Eppure, nonostante i riconoscimenti, Specchia resta una meta per pochi. I turisti che affollano le spiagge di Otranto e Gallipoli raramente si spingono fin qui, nell'entroterra delle Serre Salentine. Chi lo fa scopre un borgo dove la vita scorre con un ritmo antico, dove le signore chiacchierano sugli usci e i vecchi giocano a carte nella piazza, dove il profumo del ragù si mescola a quello del gelsomino.
Cosa vedere nel centro storico
Un labirinto di luce e pietra
Il centro storico di Specchia è un capolavoro di architettura spontanea. Le case bianche, addossate le une alle altre, creano un intrico di vicoli, corti, scalinate e passaggi coperti che seguono la morfologia della collina con una logica che è insieme funzionale e poetica. La calce bianca non è solo estetica: riflette il sole estivo, mantiene fresche le abitazioni e crea quei giochi di luce e ombra che rendono ogni fotografia un quadro.
Perdetevi senza mappa. Ogni vicolo porta a una scoperta: un portale cinquecentesco, un cortile con il pozzo al centro, una loggetta affacciata sui tetti, un gatto che dorme al sole su una scalinata. La toponomastica stessa è poesia: via delle Mura, vico Cieco, corte del Rosario.

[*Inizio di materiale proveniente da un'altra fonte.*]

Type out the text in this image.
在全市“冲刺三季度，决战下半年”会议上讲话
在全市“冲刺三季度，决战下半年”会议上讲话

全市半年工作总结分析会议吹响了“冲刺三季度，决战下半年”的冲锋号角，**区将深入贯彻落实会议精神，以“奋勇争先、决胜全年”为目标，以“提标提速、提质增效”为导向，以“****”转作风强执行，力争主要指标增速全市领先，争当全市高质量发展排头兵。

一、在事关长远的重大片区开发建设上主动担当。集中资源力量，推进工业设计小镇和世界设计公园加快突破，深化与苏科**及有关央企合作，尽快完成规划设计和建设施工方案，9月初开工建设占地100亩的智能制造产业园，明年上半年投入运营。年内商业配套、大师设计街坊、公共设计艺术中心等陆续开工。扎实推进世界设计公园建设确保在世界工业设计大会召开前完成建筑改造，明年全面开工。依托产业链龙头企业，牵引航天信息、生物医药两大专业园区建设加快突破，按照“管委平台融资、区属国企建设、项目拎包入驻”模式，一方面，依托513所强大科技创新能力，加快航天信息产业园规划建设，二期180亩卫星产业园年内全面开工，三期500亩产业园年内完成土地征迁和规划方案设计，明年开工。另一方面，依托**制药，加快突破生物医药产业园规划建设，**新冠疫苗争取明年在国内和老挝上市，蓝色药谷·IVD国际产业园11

Piazza del Popolo e il Castello Risolo
La piazza principale è il cuore pulsante di Specchia, uno spazio elegante e raccolto dominato dal Castello Risolo (o Protonobilissimo), un maniero del XVI secolo che oggi ospita il municipio e spazi espositivi. La sua facciata austera nasconde un cortile interno con loggiato e un giardino pensile da cui si gode una vista panoramica sulle campagne circostanti.
Sul lato opposto della piazza, la Chiesa Madre dedicata alla Presentazione della Beata Vergine Maria unisce elementi romanici e barocchi. L'interno, luminoso e sobrio, conserva altari in pietra leccese di grande finezza decorativa e tele di scuola napoletana del Seicento.
Chiese e conventi
Per un borgo così piccolo, Specchia vanta un patrimonio religioso sorprendente:
- Chiesa e Convento dei Francescani Neri: fondato nel XIV secolo, è il monumento più antico del borgo. Il chiostro, con il suo pozzo centrale e le colonne in pietra locale, è un angolo di pace assoluta. La chiesa conserva un pavimento maiolicato del Settecento di rara bellezza.

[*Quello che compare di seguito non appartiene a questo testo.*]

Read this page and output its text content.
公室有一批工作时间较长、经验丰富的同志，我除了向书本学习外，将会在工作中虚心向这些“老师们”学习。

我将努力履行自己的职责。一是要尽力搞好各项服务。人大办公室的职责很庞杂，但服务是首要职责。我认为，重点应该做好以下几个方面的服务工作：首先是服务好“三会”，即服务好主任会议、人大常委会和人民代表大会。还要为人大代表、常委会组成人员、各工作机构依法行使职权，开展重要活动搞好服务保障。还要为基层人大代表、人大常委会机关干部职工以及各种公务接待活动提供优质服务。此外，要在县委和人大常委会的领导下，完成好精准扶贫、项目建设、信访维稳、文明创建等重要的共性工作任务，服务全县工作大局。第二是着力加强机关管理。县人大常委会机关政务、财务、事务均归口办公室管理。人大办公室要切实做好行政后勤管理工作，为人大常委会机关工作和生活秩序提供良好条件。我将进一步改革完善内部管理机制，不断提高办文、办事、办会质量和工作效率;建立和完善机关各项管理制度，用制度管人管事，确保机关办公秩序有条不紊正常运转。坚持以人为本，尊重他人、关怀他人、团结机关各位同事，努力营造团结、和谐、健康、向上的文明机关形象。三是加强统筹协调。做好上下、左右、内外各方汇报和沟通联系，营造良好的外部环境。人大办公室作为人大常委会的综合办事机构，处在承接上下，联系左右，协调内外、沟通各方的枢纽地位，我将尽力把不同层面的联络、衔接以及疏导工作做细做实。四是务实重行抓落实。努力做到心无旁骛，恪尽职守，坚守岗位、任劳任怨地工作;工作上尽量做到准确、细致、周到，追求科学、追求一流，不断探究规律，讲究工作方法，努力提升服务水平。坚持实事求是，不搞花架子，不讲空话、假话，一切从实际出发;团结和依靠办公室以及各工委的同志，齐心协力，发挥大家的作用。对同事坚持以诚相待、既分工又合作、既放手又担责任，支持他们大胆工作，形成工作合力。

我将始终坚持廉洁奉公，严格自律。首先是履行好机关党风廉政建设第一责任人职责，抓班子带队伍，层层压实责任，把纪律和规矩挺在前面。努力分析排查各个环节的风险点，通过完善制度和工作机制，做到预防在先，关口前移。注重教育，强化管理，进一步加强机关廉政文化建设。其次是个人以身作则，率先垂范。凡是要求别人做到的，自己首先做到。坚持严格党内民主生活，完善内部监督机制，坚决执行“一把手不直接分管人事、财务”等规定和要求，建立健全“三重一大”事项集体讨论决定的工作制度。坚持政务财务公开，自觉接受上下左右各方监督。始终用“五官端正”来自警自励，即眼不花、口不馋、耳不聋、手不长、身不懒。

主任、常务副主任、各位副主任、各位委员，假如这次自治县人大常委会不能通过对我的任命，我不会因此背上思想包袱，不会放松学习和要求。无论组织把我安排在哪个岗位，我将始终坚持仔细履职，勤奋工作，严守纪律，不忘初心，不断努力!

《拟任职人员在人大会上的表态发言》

- Chiesa della Madonna del Passo: appena fuori dal centro, questa piccola chiesa rurale è meta di pellegrinaggi locali. L'interno, spoglio e suggestivo, conserva un affresco bizantino della Vergine.
- Cripta della Madonna del Passo: sotto la chiesa omonima, una cripta rupestre con tracce di affreschi medievali testimonia la presenza di monaci basiliani in questa zona.
Tradizioni e gastronomia
Specchia è un borgo dove la tradizione non è folklore per turisti ma vita quotidiana. Gli anziani parlano ancora un dialetto salentino stretto, carico di espressioni antiche, mentre più a nord, nella cosiddetta Grecìa Salentina, sopravvive il griko, il dialetto di origine greco-bizantina. Le feste patronali, le processioni, i ritmi dell'agricoltura scandiscono ancora il calendario della comunità.
A tavola a Specchia
La cucina di Specchia è quella della tradizione contadina salentina, povera di ingredienti e ricchissima di sapore:
- Purea di fave con cicorie selvatiche: il piatto-simbolo della Puglia contadina, qui preparato con fave secche locali e cicorie raccolte nei campi circostanti.

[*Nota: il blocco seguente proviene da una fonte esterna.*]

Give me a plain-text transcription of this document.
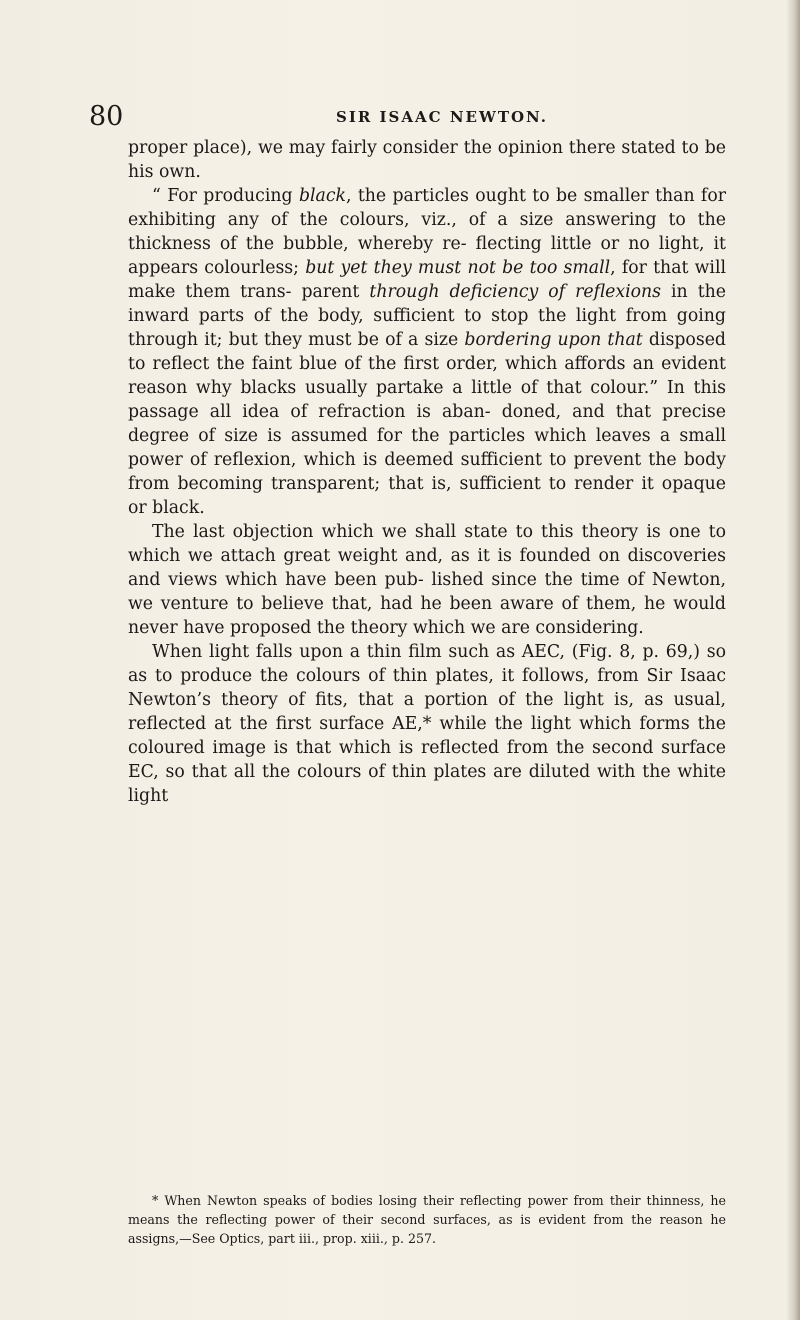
80	SIR ISAAC NEWTON.

proper place), we may fairly consider the opinion there stated to be his own.

“ For producing black, the particles ought to be smaller than for exhibiting any of the colours, viz., of a size answering to the thickness of the bubble, whereby re- flecting little or no light, it appears colourless; but yet they must not be too small, for that will make them trans- parent through deficiency of reflexions in the inward parts of the body, sufficient to stop the light from going through it; but they must be of a size bordering upon that disposed to reflect the faint blue of the first order, which affords an evident reason why blacks usually partake a little of that colour.” In this passage all idea of refraction is aban- doned, and that precise degree of size is assumed for the particles which leaves a small power of reflexion, which is deemed sufficient to prevent the body from becoming transparent; that is, sufficient to render it opaque or black.

The last objection which we shall state to this theory is one to which we attach great weight and, as it is founded on discoveries and views which have been pub- lished since the time of Newton, we venture to believe that, had he been aware of them, he would never have proposed the theory which we are considering.

When light falls upon a thin film such as AEC, (Fig. 8, p. 69,) so as to produce the colours of thin plates, it follows, from Sir Isaac Newton’s theory of fits, that a portion of the light is, as usual, reflected at the first surface AE,* while the light which forms the coloured image is that which is reflected from the second surface EC, so that all the colours of thin plates are diluted with the white light

* When Newton speaks of bodies losing their reflecting power from their thinness, he means the reflecting power of their second surfaces, as is evident from the reason he assigns,—See Optics, part iii., prop. xiii., p. 257.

- Sagne 'ncannulate: pasta fresca arrotolata su se stessa, condita con sugo di pomodoro fresco e ricotta forte.
- Peperoni arrostiti: dolci e carnosi, cotti sulla brace e conditi con olio e aglio — un contorno che diventa portata principale.
- Pasticciotto: il re della pasticceria salentina, qui servito anche nella variante con crema e amarena.
L'olio d'oliva di Specchia è tra i più pregiati del Salento. Diverse aziende agricole nelle campagne circostanti offrono visite e degustazioni. Il vino Negroamaro, prodotto nelle vigne basse della zona, è il compagno ideale dei piatti locali: scuro, corposo, con note di frutti rossi maturi.
I dintorni: tra pajare e ulivi
Le campagne intorno a Specchia meritano una mezza giornata di esplorazione. Le pajare — costruzioni rurali in pietra a secco simili ai trulli ma con cupola troncoconica — punteggiano il paesaggio come sentinelle di pietra. I muretti a secco, patrimonio UNESCO dell'umanità, dividono le proprietà in un mosaico geometrico che si estende fino all'orizzonte.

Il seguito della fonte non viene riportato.